Because the paper now reaches a lower number of households than previously, DN can seek public support for 2009.
“It would be financially irresponsible not to seek [press subsidies],” said CEO Lena Herrmann to DN.
According to the newspaper’s management, DN meets the requirements for operational press support. The press support bylaws state that support can be offered if a newspaper’s household penetration drops below 30 percent.
DN’s editor-in-chief Thorbjörn Larsson attributed the drop in the number of homes reached by the paper to Stockholm being one of Europe’s most competitive media markets and because the number of households had increased.
The application was delivered to the Press Subsidies Council (Presstödsnämnden) on Friday afternoon.
DN couldn’t say how much money it may receive, but pointed out that its primary competitor, Svenska Dagbladet (SvD) received the maximum allowable amount of operational support, 65.4 million kronor ($8.3 million), in 2008.

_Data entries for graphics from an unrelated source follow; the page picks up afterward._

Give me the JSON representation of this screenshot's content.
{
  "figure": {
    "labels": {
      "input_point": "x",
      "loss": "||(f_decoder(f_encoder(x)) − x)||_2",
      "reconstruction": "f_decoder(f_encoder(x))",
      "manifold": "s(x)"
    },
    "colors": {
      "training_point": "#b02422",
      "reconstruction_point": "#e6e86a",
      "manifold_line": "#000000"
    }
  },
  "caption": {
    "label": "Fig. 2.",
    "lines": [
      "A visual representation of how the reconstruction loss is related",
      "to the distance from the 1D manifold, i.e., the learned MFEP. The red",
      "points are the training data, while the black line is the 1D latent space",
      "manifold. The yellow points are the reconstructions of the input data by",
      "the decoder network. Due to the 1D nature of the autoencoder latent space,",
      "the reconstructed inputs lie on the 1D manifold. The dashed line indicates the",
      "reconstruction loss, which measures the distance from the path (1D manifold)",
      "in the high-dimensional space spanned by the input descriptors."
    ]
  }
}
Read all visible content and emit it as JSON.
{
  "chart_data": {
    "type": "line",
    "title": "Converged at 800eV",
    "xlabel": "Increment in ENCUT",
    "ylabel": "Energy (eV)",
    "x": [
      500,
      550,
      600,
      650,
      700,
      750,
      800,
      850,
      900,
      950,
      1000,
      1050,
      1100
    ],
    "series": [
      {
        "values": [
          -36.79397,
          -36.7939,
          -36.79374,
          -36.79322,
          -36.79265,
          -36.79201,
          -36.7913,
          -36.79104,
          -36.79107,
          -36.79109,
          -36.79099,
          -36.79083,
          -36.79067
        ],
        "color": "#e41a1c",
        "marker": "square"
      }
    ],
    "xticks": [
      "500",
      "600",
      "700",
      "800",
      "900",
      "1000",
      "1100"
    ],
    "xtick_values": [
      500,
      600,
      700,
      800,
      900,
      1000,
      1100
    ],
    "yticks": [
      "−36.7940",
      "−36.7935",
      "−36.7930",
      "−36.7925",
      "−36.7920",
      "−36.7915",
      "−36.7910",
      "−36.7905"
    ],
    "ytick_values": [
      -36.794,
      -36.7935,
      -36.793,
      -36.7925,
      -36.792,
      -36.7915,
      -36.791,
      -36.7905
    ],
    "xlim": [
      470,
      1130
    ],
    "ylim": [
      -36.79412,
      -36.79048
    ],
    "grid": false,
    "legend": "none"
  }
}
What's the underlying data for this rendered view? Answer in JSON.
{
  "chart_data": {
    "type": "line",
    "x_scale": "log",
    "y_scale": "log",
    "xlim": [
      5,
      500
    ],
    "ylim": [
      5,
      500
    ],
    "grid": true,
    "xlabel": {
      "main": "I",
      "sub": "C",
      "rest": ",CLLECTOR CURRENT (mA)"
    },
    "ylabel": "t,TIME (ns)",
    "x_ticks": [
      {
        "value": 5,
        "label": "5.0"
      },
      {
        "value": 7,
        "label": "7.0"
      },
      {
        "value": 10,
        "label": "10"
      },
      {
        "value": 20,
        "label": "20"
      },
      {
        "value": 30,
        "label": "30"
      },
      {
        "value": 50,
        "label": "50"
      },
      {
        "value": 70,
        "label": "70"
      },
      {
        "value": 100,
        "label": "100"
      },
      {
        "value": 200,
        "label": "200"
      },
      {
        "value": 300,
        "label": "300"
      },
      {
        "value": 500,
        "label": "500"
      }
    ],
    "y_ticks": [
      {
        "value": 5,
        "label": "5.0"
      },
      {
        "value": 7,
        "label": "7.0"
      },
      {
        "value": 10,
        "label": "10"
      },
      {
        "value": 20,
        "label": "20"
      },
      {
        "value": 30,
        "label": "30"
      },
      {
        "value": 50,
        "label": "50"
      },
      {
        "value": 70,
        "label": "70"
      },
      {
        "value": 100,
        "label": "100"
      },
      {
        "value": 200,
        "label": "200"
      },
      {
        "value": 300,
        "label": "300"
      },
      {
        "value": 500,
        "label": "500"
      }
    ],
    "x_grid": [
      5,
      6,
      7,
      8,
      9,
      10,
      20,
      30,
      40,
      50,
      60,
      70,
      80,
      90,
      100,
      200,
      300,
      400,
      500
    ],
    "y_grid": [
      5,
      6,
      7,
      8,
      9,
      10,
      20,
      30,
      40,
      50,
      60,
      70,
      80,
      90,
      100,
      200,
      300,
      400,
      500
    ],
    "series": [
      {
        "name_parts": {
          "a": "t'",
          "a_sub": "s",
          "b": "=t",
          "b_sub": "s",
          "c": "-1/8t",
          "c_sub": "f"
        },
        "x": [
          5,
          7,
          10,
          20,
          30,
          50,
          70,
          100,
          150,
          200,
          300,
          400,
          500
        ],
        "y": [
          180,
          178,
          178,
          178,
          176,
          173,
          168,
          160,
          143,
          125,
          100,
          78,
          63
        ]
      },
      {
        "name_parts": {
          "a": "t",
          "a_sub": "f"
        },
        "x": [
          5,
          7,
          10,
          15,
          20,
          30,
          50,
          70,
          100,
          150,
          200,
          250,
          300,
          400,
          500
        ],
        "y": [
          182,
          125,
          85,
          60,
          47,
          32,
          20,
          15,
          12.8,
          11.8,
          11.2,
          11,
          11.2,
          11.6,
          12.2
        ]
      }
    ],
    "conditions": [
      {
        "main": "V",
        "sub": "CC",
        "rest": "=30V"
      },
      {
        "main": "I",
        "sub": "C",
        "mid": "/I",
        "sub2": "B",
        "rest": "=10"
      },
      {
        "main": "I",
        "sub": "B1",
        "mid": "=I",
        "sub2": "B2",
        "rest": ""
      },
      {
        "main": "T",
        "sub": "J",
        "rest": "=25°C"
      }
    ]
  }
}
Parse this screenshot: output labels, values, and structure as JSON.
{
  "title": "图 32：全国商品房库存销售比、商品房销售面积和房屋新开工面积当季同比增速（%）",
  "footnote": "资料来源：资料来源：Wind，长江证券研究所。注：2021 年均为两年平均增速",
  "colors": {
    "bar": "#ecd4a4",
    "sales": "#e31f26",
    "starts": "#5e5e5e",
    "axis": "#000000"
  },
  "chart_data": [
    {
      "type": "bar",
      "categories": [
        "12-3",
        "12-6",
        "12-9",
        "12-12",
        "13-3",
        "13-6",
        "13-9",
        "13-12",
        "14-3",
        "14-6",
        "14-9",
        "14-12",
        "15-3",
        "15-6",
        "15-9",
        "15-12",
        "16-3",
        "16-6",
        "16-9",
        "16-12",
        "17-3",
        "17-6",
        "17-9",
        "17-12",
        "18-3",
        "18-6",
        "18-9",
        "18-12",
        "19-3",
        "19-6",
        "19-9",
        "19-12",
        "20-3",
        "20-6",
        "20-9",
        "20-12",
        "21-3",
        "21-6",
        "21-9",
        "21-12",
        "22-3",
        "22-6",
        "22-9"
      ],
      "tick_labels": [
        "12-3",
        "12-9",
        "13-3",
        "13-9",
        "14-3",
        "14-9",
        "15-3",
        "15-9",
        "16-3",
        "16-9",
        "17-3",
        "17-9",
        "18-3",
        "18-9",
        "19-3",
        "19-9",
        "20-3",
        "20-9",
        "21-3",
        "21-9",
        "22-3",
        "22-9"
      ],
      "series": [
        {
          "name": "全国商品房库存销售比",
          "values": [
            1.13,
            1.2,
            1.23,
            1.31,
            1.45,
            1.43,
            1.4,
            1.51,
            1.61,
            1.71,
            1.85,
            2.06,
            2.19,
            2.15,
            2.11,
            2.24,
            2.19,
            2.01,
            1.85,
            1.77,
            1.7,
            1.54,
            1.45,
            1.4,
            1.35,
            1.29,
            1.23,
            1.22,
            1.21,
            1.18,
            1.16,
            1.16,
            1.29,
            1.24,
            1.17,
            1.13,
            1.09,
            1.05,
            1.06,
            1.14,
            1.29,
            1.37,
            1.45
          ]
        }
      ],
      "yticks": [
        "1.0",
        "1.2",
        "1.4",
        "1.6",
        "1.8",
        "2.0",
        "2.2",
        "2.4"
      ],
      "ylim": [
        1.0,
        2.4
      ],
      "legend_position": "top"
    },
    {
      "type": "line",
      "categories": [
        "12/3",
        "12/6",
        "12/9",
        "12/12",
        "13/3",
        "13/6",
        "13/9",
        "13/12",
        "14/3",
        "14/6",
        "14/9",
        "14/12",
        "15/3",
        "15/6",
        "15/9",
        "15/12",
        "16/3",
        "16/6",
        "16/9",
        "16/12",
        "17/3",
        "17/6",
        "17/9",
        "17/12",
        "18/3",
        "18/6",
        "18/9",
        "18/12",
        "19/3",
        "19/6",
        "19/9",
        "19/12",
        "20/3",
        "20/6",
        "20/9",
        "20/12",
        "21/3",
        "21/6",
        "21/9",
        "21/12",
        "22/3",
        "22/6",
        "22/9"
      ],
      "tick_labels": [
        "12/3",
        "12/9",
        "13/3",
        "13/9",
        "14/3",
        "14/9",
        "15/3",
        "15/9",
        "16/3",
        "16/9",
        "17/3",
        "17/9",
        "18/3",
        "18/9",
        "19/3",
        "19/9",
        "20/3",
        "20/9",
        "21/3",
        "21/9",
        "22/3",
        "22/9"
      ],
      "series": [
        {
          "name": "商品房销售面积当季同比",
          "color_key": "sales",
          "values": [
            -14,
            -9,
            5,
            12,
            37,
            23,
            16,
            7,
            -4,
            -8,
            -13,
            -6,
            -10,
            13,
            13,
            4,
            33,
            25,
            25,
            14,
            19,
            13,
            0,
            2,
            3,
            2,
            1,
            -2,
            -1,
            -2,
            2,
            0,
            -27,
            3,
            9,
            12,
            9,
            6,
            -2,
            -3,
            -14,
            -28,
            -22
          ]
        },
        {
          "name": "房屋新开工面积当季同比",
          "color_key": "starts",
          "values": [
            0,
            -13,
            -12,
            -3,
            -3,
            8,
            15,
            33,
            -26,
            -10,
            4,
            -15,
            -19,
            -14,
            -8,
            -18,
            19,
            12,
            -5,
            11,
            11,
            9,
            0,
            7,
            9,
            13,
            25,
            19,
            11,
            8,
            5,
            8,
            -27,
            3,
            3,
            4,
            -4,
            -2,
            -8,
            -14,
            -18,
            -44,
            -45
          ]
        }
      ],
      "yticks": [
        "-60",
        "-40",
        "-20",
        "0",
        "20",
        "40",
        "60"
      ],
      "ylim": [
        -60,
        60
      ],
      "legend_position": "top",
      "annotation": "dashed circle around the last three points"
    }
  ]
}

Ironically, DN is actually against the current system of press subsidies which, according to Larsson, is an outdated system that distorts competition.
“We believe that the supports should be fundamentally reformed, but as long as they exist, we’ll follow the prevailing rules,” he said.
The system of press support was initiated in the early 1970s.
The other major daily newspaper to receive support is the Malmö-based Skånska Dagbladet.